Lazerow, who first filed against Mr. DeJuliis Saturday, said he is still exploring filing other charges.
“Trying to win with undemocratic, strongarm tactics are not how Democrats are supposed to campaign in Maryland,” Lazerow said.
DeJuliis said Brochin did not have permission for signs
Connie DeJuliis has been tight-lipped speaking with press, not taking interviews since The Baltimore Sun published a full account of Saturday’s incident. Her only statement since the Sun’s story alleges Brochin did not have permission from the owner to place his signs at the Loch Bend property.
“My husband should not have removed the Brochin campaign sign when he found it, but left it to others to remove, and for that he is sorry. I also apologize, and promise that no one in my campaign will remove any Brochin signs in the future, even illegally placed signs,” Connie DeJuliis’ statement reads.
She had initially brushed off the incident as “a misunderstanding” and “somewhat silly,” Brochin disagreed, and said the problem goes beyond just the Loch Bend sign.
“My answer is she needs to look at her husband’s taped confession that deals with multiple locations and taking our signs down,” he said. “I suggest she go on YouTube.”

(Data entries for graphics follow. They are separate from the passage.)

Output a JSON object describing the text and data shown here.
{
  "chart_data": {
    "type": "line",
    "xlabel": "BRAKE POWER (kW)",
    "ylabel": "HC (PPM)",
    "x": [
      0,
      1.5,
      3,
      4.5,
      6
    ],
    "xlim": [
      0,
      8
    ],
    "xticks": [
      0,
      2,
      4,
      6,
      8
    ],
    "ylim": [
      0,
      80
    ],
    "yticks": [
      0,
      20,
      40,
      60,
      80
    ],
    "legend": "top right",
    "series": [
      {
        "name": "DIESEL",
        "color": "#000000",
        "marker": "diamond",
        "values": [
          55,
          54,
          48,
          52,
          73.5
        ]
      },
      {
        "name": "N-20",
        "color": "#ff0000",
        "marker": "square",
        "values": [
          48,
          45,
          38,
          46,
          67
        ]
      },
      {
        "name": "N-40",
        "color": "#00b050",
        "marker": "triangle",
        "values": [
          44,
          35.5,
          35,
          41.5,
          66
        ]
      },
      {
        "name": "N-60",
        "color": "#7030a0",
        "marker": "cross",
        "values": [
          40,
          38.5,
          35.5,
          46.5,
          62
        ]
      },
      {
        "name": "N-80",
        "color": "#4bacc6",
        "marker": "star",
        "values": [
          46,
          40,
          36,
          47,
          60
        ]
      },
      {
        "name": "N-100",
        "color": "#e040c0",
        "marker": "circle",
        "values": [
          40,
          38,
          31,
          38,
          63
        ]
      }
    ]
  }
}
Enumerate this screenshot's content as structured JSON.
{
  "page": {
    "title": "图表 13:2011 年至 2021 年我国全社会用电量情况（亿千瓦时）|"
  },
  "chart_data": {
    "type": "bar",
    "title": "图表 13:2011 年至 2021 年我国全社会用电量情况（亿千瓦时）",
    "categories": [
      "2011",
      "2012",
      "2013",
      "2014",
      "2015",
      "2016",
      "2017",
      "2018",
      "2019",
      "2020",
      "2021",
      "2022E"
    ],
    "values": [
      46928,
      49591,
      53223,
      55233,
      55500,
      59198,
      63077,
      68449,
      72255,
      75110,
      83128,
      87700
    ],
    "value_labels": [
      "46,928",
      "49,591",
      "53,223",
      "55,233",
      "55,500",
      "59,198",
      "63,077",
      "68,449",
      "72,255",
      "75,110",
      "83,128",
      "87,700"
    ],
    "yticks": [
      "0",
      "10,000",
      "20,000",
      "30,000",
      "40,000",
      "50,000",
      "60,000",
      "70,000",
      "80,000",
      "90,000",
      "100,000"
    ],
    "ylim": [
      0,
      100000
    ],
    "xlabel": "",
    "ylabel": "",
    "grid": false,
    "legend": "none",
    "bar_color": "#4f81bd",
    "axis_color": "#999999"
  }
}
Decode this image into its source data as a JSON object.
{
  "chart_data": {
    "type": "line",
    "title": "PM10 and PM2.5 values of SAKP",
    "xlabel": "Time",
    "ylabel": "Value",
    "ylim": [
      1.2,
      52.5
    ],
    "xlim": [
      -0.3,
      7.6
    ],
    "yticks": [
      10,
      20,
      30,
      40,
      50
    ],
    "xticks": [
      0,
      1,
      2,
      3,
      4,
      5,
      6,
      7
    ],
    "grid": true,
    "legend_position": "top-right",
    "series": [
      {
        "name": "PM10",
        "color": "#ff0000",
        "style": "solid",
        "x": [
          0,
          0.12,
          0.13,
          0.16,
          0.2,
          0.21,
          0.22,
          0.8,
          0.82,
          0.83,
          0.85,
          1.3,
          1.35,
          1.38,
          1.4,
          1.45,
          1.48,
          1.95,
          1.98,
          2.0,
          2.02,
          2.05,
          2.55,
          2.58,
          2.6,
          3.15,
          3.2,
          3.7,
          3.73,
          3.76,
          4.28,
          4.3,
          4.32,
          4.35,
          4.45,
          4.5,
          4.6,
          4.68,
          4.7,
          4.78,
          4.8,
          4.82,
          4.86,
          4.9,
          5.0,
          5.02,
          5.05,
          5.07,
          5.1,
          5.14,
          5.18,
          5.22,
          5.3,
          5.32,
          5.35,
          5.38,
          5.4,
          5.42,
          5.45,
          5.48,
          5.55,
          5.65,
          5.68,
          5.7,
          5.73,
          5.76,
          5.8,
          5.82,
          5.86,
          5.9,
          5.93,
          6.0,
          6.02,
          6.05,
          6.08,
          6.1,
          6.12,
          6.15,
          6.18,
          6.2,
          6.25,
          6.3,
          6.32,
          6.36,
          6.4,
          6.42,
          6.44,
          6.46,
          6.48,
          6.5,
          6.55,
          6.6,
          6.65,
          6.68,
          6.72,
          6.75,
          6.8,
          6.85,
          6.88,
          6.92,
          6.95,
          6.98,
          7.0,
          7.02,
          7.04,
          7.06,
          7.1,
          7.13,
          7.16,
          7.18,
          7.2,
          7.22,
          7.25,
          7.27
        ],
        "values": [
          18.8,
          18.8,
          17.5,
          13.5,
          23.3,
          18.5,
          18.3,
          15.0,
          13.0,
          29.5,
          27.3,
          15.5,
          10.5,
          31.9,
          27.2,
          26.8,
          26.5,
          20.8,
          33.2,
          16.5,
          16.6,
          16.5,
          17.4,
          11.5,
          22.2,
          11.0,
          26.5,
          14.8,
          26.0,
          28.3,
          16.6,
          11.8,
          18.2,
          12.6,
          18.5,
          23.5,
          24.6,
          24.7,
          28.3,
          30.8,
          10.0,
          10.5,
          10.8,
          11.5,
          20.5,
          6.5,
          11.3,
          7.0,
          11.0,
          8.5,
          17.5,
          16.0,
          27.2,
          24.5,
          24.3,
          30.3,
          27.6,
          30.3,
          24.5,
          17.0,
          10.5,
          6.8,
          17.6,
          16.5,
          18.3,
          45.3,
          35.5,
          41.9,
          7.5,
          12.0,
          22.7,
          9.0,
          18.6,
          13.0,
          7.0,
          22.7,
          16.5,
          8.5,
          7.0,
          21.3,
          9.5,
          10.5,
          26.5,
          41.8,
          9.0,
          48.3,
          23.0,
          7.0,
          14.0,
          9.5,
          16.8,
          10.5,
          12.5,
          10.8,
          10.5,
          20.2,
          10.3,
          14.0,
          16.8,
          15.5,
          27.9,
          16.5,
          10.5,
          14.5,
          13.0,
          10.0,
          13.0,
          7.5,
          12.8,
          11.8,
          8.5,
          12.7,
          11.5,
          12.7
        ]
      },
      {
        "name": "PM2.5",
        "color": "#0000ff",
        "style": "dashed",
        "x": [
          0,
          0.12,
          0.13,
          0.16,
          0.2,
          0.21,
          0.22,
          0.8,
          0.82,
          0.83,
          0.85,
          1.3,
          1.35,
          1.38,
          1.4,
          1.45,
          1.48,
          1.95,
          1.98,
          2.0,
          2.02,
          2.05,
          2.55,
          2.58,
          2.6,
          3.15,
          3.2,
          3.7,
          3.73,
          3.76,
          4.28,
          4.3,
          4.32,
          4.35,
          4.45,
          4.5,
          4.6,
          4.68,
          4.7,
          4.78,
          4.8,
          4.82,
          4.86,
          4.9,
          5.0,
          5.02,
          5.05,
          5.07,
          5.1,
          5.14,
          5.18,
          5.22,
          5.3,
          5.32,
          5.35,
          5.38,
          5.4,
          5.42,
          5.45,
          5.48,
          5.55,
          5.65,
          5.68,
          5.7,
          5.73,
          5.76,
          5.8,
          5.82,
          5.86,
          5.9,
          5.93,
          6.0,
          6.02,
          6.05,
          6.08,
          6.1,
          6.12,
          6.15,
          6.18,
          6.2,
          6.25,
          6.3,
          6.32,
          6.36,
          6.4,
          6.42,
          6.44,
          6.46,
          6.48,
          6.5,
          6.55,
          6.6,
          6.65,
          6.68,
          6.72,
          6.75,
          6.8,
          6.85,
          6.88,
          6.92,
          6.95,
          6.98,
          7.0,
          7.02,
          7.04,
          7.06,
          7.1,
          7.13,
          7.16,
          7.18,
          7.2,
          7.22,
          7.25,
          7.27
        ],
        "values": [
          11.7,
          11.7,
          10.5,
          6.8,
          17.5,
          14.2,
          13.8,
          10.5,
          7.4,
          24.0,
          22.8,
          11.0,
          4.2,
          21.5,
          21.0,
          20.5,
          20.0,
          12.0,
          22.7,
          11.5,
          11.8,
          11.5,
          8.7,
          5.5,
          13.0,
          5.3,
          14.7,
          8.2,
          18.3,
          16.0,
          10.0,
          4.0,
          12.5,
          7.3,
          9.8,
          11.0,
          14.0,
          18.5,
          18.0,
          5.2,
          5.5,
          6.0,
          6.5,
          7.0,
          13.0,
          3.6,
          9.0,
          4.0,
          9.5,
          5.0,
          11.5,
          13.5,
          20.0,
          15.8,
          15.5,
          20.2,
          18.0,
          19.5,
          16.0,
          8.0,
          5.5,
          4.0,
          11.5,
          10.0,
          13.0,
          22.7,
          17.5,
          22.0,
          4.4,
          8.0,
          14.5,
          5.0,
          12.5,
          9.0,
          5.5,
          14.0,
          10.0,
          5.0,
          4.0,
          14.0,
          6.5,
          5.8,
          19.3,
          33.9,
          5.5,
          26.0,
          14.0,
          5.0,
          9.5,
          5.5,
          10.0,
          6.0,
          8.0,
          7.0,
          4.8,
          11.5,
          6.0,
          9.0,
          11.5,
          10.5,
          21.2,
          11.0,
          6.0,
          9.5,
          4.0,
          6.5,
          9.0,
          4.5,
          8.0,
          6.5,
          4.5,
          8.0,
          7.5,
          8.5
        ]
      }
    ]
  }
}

The back-and-forth between the two candidates is indicative of their already aggressive contest for the Distrct 42 senate seat.
Brochin has never lost an election, serving his third term as the senator for District 42 for more, garnering a reputation in Annapolis as a maverick and independent.
Connie DeJuliis has already earned the backing of Gov. Martin O’Malley, who appointed her husband as commissioner, and the support of Baltimore County Executive Kevin Kamenetz.
Kamenetz spoke at a DeJuliis fundraiser at the Towson Greene Turtle Monday evening, which was closed to reporters.
Kamenetz echoed Connie’s sentiments in an interview prior to the fundraiser, brushing off the Saturday confrontation as “silliness.”
“I think Connie will be a very effective state senator,”” Kamenetz said. “I’ve known Connie for more than 30 years, she’s always been a fighter. She understands the needs of people. More importantly, I think she’ll be very consistent. Connie isn’t all about trying to get brass or grandstanding. Connie will try to roll up her sleeves and be a great advocate.”